Some 46,000 British slave-owners, including a distant relative of Cameron’s, were among those compensated at a current-day equivalent of £17 billion (US$36 billion) for “loss of human property” after the country emancipated its slaves in 1833.

The issues of slavery and reparations have reverberated in the United States in recent years as well. Ta-Nehisi Coates, a journalist for the Atlantic and recent “genius” grant winner, wrote an influential article in 2014 making the case for reparations.

Meanwhile, Vice Chancellor of the University of the West Indies (UWI), Sir Hilary Beckles has warned the Region to brace for the impact of the United Kingdom’s break with the European Union, as he predicted that every aspect of life in the Caribbean would be negatively affected.

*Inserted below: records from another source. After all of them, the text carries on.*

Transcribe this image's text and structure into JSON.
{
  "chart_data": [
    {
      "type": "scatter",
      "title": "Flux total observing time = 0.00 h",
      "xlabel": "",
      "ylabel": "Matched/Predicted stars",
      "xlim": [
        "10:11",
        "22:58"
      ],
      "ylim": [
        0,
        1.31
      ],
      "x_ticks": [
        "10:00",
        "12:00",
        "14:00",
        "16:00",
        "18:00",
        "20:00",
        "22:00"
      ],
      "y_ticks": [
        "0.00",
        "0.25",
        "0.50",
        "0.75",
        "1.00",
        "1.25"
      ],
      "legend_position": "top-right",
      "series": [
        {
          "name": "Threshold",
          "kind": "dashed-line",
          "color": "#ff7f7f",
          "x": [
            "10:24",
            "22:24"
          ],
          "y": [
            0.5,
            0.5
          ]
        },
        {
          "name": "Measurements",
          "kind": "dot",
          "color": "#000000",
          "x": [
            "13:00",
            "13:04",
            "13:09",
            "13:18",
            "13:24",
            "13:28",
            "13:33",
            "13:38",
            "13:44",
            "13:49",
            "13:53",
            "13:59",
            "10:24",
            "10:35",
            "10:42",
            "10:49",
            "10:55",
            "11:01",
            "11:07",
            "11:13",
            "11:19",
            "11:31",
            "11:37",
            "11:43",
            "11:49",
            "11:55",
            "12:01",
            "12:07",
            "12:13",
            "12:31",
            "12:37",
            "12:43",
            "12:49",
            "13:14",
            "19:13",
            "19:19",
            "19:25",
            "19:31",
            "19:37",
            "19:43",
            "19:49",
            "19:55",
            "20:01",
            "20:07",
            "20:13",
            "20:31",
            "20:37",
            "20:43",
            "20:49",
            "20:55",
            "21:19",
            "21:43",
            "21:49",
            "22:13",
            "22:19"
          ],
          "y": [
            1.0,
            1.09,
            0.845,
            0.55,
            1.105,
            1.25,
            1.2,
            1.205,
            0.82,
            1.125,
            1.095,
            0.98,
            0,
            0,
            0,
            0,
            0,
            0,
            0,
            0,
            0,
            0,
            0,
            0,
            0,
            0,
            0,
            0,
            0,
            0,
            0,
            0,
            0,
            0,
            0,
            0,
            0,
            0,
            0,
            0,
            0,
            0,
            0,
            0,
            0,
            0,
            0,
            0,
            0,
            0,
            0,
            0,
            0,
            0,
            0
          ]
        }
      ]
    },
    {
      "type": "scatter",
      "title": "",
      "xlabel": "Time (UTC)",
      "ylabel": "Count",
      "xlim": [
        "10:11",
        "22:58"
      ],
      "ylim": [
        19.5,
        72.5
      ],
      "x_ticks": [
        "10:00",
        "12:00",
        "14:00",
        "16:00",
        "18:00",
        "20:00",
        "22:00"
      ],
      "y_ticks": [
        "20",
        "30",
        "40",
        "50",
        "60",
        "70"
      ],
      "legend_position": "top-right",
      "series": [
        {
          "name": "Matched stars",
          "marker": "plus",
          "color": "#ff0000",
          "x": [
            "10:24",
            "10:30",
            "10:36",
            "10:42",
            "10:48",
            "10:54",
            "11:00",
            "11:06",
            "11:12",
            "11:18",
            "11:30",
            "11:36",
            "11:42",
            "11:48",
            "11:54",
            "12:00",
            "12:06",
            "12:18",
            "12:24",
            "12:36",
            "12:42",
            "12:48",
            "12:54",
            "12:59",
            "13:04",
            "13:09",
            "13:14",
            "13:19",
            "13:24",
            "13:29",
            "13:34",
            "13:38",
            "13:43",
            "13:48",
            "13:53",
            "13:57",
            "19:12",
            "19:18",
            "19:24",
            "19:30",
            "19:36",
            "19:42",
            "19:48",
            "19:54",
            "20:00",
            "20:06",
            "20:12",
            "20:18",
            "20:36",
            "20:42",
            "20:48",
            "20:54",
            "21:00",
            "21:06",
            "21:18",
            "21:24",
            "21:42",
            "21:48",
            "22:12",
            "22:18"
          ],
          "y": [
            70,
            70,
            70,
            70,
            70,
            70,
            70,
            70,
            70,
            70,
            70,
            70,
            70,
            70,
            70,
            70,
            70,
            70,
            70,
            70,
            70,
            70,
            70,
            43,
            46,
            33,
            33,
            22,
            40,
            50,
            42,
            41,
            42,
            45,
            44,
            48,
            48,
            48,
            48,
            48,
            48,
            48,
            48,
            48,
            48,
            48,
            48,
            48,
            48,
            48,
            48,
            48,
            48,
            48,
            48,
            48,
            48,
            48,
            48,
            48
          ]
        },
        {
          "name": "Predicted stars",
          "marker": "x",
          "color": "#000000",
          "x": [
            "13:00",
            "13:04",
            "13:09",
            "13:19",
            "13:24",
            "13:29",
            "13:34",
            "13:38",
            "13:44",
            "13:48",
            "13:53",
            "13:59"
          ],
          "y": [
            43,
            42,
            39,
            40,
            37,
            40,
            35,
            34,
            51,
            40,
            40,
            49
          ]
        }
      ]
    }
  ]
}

The Brexit vote last Thursday has already caused ripples across the world, with the value of the pound falling and stock markets dipping.

Sir Hilary said the Region’s fragile economic recovery was now under threat and Britain’s exit should trigger immediate strategic regional reactions, even before Heads of Government meet in Guyana for their July 4-6 Summit.

“The predictable, highly individualistic action poses both a short-term as well as a long-term threat to the performance of Caricom economies,” he said in a statement issued Saturday.

“From trade relations to immigration, tourism to financial relations, and cultural engagements to foreign policy, there will be a significant redefinition and reshaping of Caricom-United Kingdom engagements,” Sir Hilary further warned, as he urged Caricom to use the development to deepen and strengthen its internal operations and external relations with the wider world.

“It’s a moment for Caricom to come closer together rather than drift apart. The Region should not be seen as mirroring this mentality of cultural and political insularity, but should reaffirm the importance of regionalism within the global context for the future.”